A continuing education provider recently asked a question about working in other states, “I provide training courses in several states and get hired to speak at national conferences. Do I need to file income tax returns in those states, in addition to my own state?”
Well, there’s good news and bad news.
The bad news is, yes — you most likely need to file a nonresident tax return in those states. By definition, you earn income where the work is performed, not necessarily where you happen to reside. By the way, did you know that professional football players file a tax return for every state where they play a game? We realize that they may be in a whole different tax bracket, but the rules still apply.
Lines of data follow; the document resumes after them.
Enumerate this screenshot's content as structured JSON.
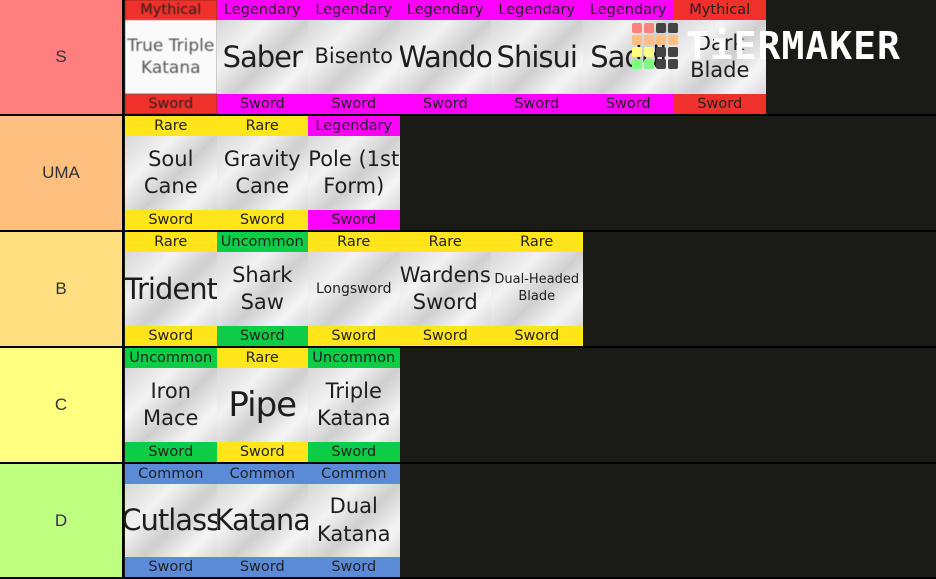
{
  "branding": {
    "logo_text": "TiERMAKER"
  },
  "rarity_colors": {
    "Mythical": "#f0302a",
    "Legendary": "#ff00ff",
    "Rare": "#ffe51a",
    "Uncommon": "#0dcc45",
    "Common": "#5b8ad6"
  },
  "tiers": [
    {
      "label": "S",
      "color": "#ff7f7f",
      "items": [
        {
          "rarity": "Mythical",
          "name": "True Triple\nKatana",
          "type": "Sword",
          "size": "sz-s",
          "faded": true
        },
        {
          "rarity": "Legendary",
          "name": "Saber",
          "type": "Sword",
          "size": "sz-l"
        },
        {
          "rarity": "Legendary",
          "name": "Bisento",
          "type": "Sword",
          "size": "sz-m"
        },
        {
          "rarity": "Legendary",
          "name": "Wando",
          "type": "Sword",
          "size": "sz-l"
        },
        {
          "rarity": "Legendary",
          "name": "Shisui",
          "type": "Sword",
          "size": "sz-l"
        },
        {
          "rarity": "Legendary",
          "name": "Saddi",
          "type": "Sword",
          "size": "sz-l"
        },
        {
          "rarity": "Mythical",
          "name": "Dark\nBlade",
          "type": "Sword",
          "size": "sz-m"
        }
      ]
    },
    {
      "label": "UMA",
      "color": "#ffbf7f",
      "items": [
        {
          "rarity": "Rare",
          "name": "Soul\nCane",
          "type": "Sword",
          "size": "sz-m"
        },
        {
          "rarity": "Rare",
          "name": "Gravity\nCane",
          "type": "Sword",
          "size": "sz-m"
        },
        {
          "rarity": "Legendary",
          "name": "Pole (1st\nForm)",
          "type": "Sword",
          "size": "sz-m"
        }
      ]
    },
    {
      "label": "B",
      "color": "#ffdf7f",
      "items": [
        {
          "rarity": "Rare",
          "name": "Trident",
          "type": "Sword",
          "size": "sz-l"
        },
        {
          "rarity": "Uncommon",
          "name": "Shark\nSaw",
          "type": "Sword",
          "size": "sz-m"
        },
        {
          "rarity": "Rare",
          "name": "Longsword",
          "type": "Sword",
          "size": "sz-xs"
        },
        {
          "rarity": "Rare",
          "name": "Wardens\nSword",
          "type": "Sword",
          "size": "sz-m"
        },
        {
          "rarity": "Rare",
          "name": "Dual-Headed\nBlade",
          "type": "Sword",
          "size": "sz-xxs"
        }
      ]
    },
    {
      "label": "C",
      "color": "#ffff7f",
      "items": [
        {
          "rarity": "Uncommon",
          "name": "Iron\nMace",
          "type": "Sword",
          "size": "sz-m"
        },
        {
          "rarity": "Rare",
          "name": "Pipe",
          "type": "Sword",
          "size": "sz-xl"
        },
        {
          "rarity": "Uncommon",
          "name": "Triple\nKatana",
          "type": "Sword",
          "size": "sz-m"
        }
      ]
    },
    {
      "label": "D",
      "color": "#bfff7f",
      "items": [
        {
          "rarity": "Common",
          "name": "Cutlass",
          "type": "Sword",
          "size": "sz-l"
        },
        {
          "rarity": "Common",
          "name": "Katana",
          "type": "Sword",
          "size": "sz-l"
        },
        {
          "rarity": "Common",
          "name": "Dual\nKatana",
          "type": "Sword",
          "size": "sz-m"
        }
      ]
    }
  ]
}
The good news is, the U.S. Supreme Court says that two states cannot tax the same income. So, if you have to file in multiple states, you will file based on the percentage of income you earned in that state only.
Also, some states have reciprocal agreements, so check this list to see if it applies to you. In her article titled What is Reciprocity for State Income Tax?, Tonya Moreno, CPA, says, “Reciprocity means that two states have agreed to exempt from taxation the earned incomes of workers who live in the other state. These reciprocal agreements make it possible for residents of one state to work across state lines and pay income taxes only to their states of residence. The agreements are most common between neighboring states.”
Keep in mind that not all states have the same requirements. Some don’t even require state income tax returns at all (although that’s a very limited number). Plus, income minimum requirements can change, so check with the appropriate Department of Revenue or the Comptroller for the state in which you have done work to see if that income is low enough to avoid having to file.
Best practice: Talk to your accountant.